Aktivitäten für Kinder und ihre Familien sind aktuell sehr gefragt
Das tun sie – und kümmern sich auch um die Kinder der Suchtkranken, die häufig Leidtragende der Situation sind. Susanne Subik berichtet von den „Fit Kids“-Aktivitäten: Eine Ferienfreizeit in der Eifel in einem Haus mit Pool war zweifellos einer der Höhepunkte für die Kinder. Hinzu kamen Ausflüge mit der gesamten Familie, eine Eselwanderung in Goch und eine Kajaktour mit fünf Familien.
Das Irrland in Kevelaer war Ziel eines Tagesausflugs, an dem trotz starken Regens 45 Kinde rund Eltern teilnahmen. Bastelbrunch, Weihnachtswunschbaumaktion, Adventsmarkt und mehr stehen in den kommenden Wochen an. Dass die Fachleute Suchtkranke beraten, ist weitgehend bekannt. Doch auch Erzieher, Tagespflegeeltern, Lehrer und anderes Fachpersonal, das mit dem Thema in Kontakt kommt, kann sich schulen lassen.

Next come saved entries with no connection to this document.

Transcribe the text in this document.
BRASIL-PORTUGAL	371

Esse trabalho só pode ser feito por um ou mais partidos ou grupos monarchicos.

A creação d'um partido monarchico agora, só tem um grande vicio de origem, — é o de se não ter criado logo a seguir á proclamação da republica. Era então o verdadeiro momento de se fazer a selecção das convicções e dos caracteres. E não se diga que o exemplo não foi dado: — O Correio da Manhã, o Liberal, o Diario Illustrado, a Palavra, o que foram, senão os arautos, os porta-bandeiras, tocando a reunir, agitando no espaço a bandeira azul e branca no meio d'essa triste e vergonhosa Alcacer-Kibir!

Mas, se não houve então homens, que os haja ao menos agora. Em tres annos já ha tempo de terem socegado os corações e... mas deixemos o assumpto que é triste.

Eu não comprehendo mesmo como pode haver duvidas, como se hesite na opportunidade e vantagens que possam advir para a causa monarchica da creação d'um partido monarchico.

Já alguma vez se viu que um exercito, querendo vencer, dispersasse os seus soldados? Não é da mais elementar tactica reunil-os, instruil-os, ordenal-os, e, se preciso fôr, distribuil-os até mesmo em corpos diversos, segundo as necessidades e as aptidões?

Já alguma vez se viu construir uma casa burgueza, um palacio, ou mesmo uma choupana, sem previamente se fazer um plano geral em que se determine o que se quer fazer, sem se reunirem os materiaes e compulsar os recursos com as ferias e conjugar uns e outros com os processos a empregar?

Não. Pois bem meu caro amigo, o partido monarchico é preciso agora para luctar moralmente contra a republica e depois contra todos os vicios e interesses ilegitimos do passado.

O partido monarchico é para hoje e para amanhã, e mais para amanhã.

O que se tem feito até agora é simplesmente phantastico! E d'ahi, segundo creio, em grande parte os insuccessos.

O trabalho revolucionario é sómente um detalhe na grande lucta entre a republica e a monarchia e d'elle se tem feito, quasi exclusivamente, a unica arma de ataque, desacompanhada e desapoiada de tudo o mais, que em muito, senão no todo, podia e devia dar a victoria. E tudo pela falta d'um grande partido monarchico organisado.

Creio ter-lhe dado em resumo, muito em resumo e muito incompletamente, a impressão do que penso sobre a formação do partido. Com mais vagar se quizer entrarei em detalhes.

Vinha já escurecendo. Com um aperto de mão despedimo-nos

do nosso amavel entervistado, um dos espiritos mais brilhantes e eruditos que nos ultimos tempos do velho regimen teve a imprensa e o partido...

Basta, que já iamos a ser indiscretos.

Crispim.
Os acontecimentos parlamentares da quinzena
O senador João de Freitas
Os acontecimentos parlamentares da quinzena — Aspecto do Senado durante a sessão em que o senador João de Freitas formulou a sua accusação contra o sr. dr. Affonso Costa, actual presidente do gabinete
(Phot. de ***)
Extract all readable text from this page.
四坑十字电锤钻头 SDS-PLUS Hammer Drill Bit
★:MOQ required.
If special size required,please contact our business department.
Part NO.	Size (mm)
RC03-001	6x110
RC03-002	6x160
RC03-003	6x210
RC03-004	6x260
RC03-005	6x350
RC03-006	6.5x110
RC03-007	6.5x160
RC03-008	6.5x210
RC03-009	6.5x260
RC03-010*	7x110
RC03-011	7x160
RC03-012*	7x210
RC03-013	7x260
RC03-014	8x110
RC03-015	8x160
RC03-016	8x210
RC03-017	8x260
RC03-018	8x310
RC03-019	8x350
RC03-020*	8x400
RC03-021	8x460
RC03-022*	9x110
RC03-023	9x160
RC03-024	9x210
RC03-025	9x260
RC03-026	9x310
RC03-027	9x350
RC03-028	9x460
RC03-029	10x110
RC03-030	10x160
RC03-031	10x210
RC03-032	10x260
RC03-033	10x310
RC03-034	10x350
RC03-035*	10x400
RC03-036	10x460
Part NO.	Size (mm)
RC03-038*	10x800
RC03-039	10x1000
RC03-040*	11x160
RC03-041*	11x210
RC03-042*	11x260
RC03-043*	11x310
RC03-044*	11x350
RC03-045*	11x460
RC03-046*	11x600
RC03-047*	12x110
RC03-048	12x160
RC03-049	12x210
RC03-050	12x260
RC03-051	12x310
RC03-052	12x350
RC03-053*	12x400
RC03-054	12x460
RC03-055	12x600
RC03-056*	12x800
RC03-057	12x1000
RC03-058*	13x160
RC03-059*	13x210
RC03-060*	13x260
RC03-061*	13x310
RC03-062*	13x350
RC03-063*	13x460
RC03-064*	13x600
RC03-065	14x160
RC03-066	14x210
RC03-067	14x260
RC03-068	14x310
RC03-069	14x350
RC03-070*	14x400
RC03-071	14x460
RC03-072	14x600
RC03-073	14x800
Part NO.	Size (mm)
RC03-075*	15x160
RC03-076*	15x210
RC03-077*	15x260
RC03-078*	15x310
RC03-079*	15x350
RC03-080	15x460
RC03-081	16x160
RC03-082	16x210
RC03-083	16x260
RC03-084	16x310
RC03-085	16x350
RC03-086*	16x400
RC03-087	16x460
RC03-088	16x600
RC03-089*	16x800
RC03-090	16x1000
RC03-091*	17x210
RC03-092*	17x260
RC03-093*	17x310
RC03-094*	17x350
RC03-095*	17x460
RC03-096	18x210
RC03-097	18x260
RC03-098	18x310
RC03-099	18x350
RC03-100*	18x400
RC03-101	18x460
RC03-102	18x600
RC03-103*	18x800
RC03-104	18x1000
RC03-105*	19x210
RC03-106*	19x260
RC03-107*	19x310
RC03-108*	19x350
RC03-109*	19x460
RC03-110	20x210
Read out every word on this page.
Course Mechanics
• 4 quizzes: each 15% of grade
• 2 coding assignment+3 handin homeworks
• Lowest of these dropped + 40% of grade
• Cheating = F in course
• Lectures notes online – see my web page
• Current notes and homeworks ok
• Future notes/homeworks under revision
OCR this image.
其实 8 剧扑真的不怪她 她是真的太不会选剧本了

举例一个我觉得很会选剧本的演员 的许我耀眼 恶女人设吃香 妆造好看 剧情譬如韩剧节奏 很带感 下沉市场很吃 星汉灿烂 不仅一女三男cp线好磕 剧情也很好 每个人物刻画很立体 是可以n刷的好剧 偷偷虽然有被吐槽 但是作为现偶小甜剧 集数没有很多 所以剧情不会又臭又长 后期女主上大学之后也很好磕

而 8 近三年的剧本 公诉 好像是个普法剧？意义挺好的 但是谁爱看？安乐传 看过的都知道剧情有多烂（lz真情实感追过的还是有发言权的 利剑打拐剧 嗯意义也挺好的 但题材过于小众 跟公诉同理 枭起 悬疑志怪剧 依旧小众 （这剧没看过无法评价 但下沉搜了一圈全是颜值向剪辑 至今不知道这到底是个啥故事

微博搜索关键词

Ein Anlass zum Rückblick für die Drogenberatung Wesel
2021 ist für die Suchtberatung ein Anlass zum Rückblick: Es ist 25 Jahre her, dass der Kreis Wesel mit der Substitutionsberatung begonnen hat. Seinerzeit gab es vier Beratungsstellen, die jeweils zehn Klienten betreuen konnten: Moers, Kamp-Lintfort, Wesel und Dinslaken - ein Tropfen auf den heißen Stein aber ein Anfang.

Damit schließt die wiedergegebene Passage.